特別なシャンプー

@J2130

第1話

「いらっしゃいませ‥」


 僕は頭を下げながら言い、その後、笑顔をつくって顔をあげ、お客様を見た。

 残念ながら僕の笑顔はマスクや濃いメガネで誰からも見えないけれどね。


 お客様は若い女性のようで、真深く帽子をかぶり、サングラスをかけ、その下、鼻から首までをマフラーで隠している。


「これお願いします‥」


 レジにはシャンプーと小さいペットボトルのお茶を置いている。


 このシャンプーは特別な仕入先からの希少なもので近隣のスーパーやドラッグストアではまず売っていないものである。


「いつもこのシャンプーはあるのですか?」

 声はマフラーでくぐもってはいたが、やはり想像どおりで、若く張りのあるきれいな響きだった。


「ええ、だいたいありますね、少量しか入ってこないものですが、いつもこれを買われるお客様が一人いらっしゃいます。切らさないようにはしてますね」


「そうなんですね、探してたので‥、よかったです」


 表情は当然よく見えないが、うれしそうだった。

「また入れておきますので、もしよかったら次もご利用下さい」


 僕は手袋をした手で商品を袋につめながら言った。いつもはあまり気にしないが、今日は長袖のシャツを着てくればよかったと思った。このような女性の前で自分の生の腕をさらすのはちょっと気恥ずかしい。


「おいくらですか?」

 僕は金額を言い、彼女はカードで‥と応え、おしゃれなブランドもののサイフから薄いカードを抜き取って僕に渡した。


 当然彼女も手袋をしている。生地の薄い、ベージュの手袋だった。細い指が手袋をしていてもよくわかった。


 少しだけ手首が見えた。袖と手袋の間、ほんのちょっとだけ。


 彼女は気付いたのか、カードを僕から受け取るときは、袖を逆の手で伸ばし、生の手首が見えないようにしていた。


 袋詰めした商品を渡すと

「ありがとう‥」

 と軽く会釈してくれた。笑っているようだが、勿論よくわからない。


 彼女が向きを変える瞬間、帽子の下から綺麗な髪が少しだけ見えた。横顔‥、帽子、サングラス、ほんのわずかだが瞳も‥。
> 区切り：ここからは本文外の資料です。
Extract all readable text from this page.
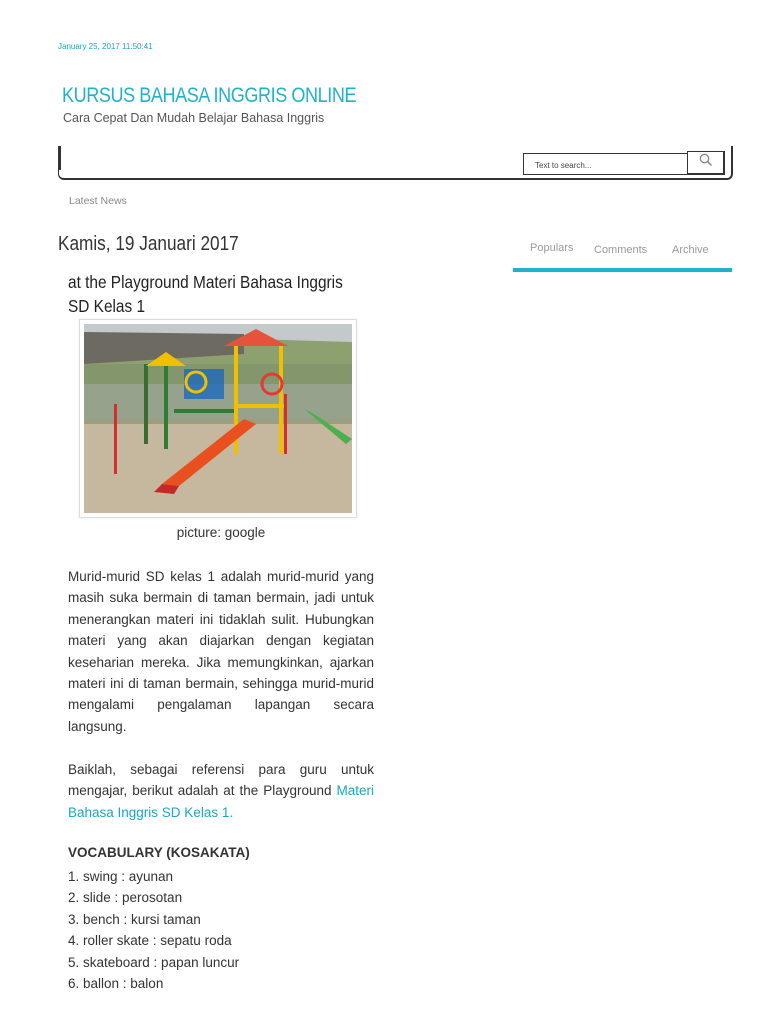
January 25, 2017 11:50:41
KURSUS BAHASA INGGRIS ONLINE
Cara Cepat Dan Mudah Belajar Bahasa Inggris
Text to search...
Latest News
Kamis, 19 Januari 2017
at the Playground Materi Bahasa Inggris SD Kelas 1
picture: google
Murid-murid SD kelas 1 adalah murid-murid yang masih suka bermain di taman bermain, jadi untuk menerangkan materi ini tidaklah sulit. Hubungkan materi yang akan diajarkan dengan kegiatan keseharian mereka. Jika memungkinkan, ajarkan materi ini di taman bermain, sehingga murid-murid mengalami pengalaman lapangan secara langsung.
Baiklah, sebagai referensi para guru untuk mengajar, berikut adalah at the Playground Materi Bahasa Inggris SD Kelas 1.
VOCABULARY (KOSAKATA)
1. swing : ayunan
2. slide : perosotan
3. bench : kursi taman
4. roller skate : sepatu roda
5. skateboard : papan luncur
6. ballon : balon
Populars Comments Archive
 僕は丁寧にお辞儀をしたあと、彼女が店を出るまで見つめていた。


「珍しいね、いまのお客さんあのシャンプー買われたんだ」


 店長の声に振り向くと、半袖シャツとジーンズと靴だけの人影が僕に話しかけていた。


 腕時計が空中をさまよい、右手と思われるものにはコーヒーカップが持たれていた。


「ええ、また仕入ておかないといけないですね‥」

 僕は仕入予定のノートにそのシャンプーを書いた。


「でも店長、いくら自分の店とはいえ、手袋もメガネもマスクもしてないと驚きますよ」


 腕時計がシャツの上まで動き、小刻みに震えた。おそらく頭をかいているのであろう。


「ごめんごめん、今来たばかりでさ‥」


 そう言って店長はジーンズのポケットから手袋を出し、店の引き出しからマスクとメガネをとって顔につけた。


「もちろんよくは見えなかったですが、きれいなお客様でしたね‥。髪の毛も見えたし、瞳も少しだけ‥」


 僕は先ほどの情景を思い出しながら店長に話した。


「でも、いろいろと大変なんじゃないか‥。俺達はどんなシャンプーだっていいしさ。なによりあのシャンプー高いしな‥」


 レジで先ほどの売り上げを確かめながら店長はそう言った。


 手袋がレジの操作をしている。

「そうですね、あと日焼け止めとかも入れておきますか?もう一人の特別なお客様は男性だから、スキンケアとかはあまり買わないんですよね‥」


「ああ、そうか‥」


 店長は自分の透明な腕を見ている。

「返品ができるかどうかだな‥。確認しておいてよ、返品できるならいれておこう」


 売れないかもしれないからね、しょうがないよね。


「わかりました、卸さんに訊いておきます」

 僕はまた仕入予定のノートに書き込んだ。


 確かにいろいろと大変なんだろうな‥、

 透明じゃない人達はかなり少ないらしいからね。


 何でも希少で高いし気を遣われることも多いだろうし。

 今度はいつぐらいかな、あのお客様がいらっしゃるのは‥

 早めにシャンプーも日焼け止めも仕入れておこう。